Spatial Probabilistic Contrastive Predictive Coding

This repository contains the code to reproduce the results of our paper Spatiotemporal Disease Case Prediction using Contrastive Predictive Coding, accepted to the 2022 Spatial Epidemiology workshop at the 30^th ACM SIGSPATIAL conference in Seattle, WA from November 1-4, 2022.

Citation
About the Project
Datasets
Getting Started
Repository Structure
Contact
Acknowledgements
References

Citation

If you found our paper or code useful, please cite our paper:

ACM Reference Format: Anish Susarla, Austin Liu, Duy Hoang Thai, Minh Tri Le, and Andreas Züfle. 2022. Spatiotemporal Disease Case Prediction using Contrastive Predictive Coding. In The 3rd ACM SIGSPATIAL International Workshop on Spatial Computing for Epidemiology (SpatialEpi ’22) (SpatialEpi ’22), November 1, 2022, Seattle, WA, USA. ACM, New York, NY, USA, 9 pages. https://doi.org/10.1145/3557995.3566122

About The Project

Time series prediction models have played a vital role in guiding effective policymaking and response during the COVID-19 pandemic by predicting future cases and deaths at the country, state, and county levels. However, for emerging diseases, there is not sufficient historic data to fit traditional supervised prediction models. In addition, such models do not consider human mobility between regions. To mitigate the need for supervised models and to include human mobility data in the prediction, we propose Spatial Probabilistic Contrastive Predictive Coding (SP-CPC) which leverages Contrastive Predictive Coding (CPC), an unsupervised time-series representation learning approach. We augment CPC to incorporate a covariate mobility matrix into the loss function, representing the relative number of individuals traveling between each county on a given day. The proposal distribution learned by the algorithm is then sampled by the Metropolis-Hastings algorithm to give a final prediction of the number of COVID-19 cases. We find that the model applied to COVID-19 data can make accurate short-term predictions, more accurate than ARIMA and simple time-series extrapolation methods, one day into the future. However, for longer-term prediction windows of seven or more days into the future, we find that our predictions are not as competitive and require future research.

Datasets

Old versions of the datasets used for training the model in the paper can be found in the data/ directory. Newer versions of the datasets can be found at the links below.

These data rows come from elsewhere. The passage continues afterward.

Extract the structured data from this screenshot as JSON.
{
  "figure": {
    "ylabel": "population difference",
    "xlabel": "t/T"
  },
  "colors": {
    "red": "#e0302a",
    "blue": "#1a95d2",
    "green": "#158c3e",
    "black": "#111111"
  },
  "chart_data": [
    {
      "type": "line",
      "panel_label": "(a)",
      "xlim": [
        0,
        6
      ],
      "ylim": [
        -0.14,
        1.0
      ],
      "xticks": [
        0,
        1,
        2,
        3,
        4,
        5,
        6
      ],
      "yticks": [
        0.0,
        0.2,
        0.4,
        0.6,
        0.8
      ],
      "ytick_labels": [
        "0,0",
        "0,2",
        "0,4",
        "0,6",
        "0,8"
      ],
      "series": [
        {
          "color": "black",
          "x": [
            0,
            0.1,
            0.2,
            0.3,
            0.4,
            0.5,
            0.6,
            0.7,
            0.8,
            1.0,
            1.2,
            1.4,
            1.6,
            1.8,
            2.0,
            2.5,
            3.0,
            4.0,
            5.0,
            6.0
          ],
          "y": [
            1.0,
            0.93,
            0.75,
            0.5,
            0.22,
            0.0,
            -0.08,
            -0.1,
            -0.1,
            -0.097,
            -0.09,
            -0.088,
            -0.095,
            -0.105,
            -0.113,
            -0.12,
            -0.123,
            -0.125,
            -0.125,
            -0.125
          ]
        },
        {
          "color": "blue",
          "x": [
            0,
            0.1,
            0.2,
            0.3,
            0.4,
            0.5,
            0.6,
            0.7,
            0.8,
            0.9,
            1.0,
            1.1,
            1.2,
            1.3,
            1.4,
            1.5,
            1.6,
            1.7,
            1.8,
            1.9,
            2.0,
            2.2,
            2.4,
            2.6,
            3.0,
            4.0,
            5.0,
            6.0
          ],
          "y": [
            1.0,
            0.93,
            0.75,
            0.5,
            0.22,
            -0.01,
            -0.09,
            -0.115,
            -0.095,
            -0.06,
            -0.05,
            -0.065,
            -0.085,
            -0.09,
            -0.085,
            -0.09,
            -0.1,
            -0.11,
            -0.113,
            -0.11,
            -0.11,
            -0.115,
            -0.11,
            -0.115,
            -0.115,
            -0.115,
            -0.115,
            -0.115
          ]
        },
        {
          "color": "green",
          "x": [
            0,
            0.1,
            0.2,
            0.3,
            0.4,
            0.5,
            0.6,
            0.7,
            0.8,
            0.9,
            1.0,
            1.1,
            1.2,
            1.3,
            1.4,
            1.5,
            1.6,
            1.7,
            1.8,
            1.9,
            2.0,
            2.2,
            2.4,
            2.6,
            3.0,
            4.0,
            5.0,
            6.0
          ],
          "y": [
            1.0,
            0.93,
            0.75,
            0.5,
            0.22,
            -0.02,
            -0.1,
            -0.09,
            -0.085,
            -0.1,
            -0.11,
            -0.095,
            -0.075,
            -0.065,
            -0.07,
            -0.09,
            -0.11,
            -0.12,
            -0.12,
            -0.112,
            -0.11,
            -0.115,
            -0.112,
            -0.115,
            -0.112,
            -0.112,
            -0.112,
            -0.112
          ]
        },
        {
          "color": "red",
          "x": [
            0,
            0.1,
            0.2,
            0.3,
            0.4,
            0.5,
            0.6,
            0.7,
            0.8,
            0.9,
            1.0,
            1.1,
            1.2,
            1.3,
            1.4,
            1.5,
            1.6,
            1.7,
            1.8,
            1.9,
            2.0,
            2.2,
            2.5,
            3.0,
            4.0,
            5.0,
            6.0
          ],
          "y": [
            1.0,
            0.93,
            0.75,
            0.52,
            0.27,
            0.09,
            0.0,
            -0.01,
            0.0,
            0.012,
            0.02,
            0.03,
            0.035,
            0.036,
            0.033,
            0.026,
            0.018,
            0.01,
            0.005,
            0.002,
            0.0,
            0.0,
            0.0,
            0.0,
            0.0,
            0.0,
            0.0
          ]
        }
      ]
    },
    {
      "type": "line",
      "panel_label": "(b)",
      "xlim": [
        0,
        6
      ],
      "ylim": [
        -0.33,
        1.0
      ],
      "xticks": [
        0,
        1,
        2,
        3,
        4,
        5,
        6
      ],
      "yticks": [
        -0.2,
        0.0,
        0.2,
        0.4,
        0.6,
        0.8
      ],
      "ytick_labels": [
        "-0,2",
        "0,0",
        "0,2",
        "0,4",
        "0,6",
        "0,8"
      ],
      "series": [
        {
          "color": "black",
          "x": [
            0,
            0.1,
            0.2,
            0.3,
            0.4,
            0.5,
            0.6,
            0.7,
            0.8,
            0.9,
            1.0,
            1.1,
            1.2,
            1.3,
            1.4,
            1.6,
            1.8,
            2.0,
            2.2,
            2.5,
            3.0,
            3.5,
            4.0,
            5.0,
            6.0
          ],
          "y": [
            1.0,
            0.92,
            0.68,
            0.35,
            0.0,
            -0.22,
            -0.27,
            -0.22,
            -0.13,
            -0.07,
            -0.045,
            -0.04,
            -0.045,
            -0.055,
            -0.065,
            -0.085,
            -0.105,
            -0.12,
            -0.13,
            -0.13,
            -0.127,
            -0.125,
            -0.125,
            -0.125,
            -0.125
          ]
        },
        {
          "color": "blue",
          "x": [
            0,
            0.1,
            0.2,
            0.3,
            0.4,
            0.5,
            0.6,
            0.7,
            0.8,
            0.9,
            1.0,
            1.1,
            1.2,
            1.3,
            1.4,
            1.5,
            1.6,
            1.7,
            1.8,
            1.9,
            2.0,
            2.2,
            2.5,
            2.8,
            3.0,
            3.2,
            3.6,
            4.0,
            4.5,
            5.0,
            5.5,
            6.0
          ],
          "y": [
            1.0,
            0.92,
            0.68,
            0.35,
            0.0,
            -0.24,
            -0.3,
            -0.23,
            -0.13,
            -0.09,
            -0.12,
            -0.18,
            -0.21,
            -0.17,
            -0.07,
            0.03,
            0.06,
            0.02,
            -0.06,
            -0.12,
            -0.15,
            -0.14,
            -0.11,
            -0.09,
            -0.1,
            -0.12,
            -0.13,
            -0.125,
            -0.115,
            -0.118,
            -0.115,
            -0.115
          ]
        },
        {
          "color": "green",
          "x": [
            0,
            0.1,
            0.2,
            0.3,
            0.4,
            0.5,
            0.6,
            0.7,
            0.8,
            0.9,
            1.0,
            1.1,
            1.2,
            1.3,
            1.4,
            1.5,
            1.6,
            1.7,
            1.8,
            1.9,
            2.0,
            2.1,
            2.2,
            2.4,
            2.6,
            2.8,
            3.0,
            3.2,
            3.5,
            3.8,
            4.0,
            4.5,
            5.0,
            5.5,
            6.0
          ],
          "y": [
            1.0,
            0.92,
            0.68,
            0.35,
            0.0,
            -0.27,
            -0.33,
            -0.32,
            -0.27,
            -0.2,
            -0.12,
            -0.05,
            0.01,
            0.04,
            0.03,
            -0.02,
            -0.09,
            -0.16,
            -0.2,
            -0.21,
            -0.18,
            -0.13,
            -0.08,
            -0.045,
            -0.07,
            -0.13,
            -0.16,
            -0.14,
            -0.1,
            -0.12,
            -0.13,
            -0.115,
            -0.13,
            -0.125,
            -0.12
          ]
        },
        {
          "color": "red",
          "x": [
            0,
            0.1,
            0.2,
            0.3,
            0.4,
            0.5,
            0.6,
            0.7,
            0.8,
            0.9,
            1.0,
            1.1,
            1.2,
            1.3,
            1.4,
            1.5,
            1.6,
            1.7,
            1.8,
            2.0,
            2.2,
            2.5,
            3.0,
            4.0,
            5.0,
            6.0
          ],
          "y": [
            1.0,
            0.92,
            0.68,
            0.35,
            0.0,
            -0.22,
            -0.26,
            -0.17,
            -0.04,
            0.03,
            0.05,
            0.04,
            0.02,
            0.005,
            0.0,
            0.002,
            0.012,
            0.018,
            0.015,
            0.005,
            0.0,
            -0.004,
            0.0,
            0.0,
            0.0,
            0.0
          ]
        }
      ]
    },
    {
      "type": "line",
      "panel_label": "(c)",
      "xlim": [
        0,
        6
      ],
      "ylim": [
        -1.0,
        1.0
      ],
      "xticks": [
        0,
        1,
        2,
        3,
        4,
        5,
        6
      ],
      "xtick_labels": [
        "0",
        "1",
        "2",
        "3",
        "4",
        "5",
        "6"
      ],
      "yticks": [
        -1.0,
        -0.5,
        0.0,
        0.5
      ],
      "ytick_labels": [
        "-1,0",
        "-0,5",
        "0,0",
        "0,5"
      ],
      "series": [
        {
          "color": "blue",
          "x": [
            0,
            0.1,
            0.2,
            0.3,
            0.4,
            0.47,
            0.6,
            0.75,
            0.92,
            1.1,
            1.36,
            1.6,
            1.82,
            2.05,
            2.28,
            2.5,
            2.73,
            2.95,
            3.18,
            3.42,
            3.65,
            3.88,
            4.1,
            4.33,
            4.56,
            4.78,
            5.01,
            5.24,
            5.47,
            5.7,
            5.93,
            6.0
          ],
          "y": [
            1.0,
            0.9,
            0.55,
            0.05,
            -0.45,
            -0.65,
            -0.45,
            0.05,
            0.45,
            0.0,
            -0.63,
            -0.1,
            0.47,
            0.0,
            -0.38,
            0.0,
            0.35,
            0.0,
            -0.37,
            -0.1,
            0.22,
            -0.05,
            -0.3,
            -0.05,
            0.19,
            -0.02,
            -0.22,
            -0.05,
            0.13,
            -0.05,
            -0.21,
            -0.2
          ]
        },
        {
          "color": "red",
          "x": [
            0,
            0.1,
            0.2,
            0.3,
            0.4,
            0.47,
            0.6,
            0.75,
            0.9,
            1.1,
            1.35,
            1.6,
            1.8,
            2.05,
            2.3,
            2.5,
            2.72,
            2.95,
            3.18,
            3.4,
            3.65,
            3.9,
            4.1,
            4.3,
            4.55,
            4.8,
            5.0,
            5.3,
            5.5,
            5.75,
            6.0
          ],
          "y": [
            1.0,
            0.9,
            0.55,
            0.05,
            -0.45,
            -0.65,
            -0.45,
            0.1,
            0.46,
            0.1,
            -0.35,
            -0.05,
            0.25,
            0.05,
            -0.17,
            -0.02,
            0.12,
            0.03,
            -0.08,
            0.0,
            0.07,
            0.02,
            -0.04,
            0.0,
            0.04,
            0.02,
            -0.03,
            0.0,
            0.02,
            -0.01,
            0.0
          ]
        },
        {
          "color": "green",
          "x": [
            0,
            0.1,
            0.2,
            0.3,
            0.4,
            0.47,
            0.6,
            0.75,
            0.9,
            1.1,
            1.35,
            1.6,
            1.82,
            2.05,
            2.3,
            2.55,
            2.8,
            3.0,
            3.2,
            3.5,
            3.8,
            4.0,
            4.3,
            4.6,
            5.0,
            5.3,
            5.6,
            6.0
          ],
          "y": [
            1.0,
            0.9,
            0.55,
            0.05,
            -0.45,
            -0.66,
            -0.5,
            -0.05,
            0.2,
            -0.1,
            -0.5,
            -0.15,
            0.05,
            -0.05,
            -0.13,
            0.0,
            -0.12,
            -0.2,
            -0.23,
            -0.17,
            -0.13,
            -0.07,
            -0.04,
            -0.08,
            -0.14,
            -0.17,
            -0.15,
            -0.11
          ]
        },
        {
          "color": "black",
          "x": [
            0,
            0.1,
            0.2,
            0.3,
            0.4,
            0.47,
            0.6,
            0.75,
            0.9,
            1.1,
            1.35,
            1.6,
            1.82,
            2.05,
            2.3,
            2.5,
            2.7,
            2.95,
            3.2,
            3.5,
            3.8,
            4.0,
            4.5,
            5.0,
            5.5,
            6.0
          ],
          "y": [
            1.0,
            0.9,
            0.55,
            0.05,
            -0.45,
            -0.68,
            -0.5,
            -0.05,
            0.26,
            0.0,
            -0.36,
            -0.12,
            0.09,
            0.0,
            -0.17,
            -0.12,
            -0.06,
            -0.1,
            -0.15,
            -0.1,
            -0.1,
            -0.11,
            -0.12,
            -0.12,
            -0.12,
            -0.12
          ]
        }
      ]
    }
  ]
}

us-counties-2020.csv, us-counties-2021.csv, and us-counties-2022.csv can all be downloaded at nytimes/covid-19-data. daily_county2county_2021_04_15_int.csv can be downloaded at GeoDS/COVID19USFlows, but this is the newest file available. mainland_fips_master.csv can be downloaded at kjhealy/fips-codes

Getting Started

First, download the required dependencies for the project. A minimum of Python 3.7 is required to run this project (due to ordered dictionaries).

First, install the requirements for this project. If you are using your base environment, use pip install -r requirements.txt or if you are using a Conda environment, use conda install --file requirements.txt. Not all requirements may be on the list, however, so follow the appropriate prompts from your terminal.

To obtain the mobility dictionary for any number of counties, first, run gen_all_mobility_mat.py. Then, to obtain a smaller, renormalized sample of the mobility dictionary, update the fips_codes list to include the FIPS codes for what you want to run your code on, and then run renormalize_mob_custom.py. Make sure the list of counties you pass into this custom list is the same as in dataset.counties in config.yaml.

If you are choosing to use comet, make sure to replace the API key in config.yaml and the project_name in main_multicounty.py. Using comet is not necessary, and can be disabled by setting has_comet to false in main_multicounty.py and relevant files. Then, run the command below to begin the training.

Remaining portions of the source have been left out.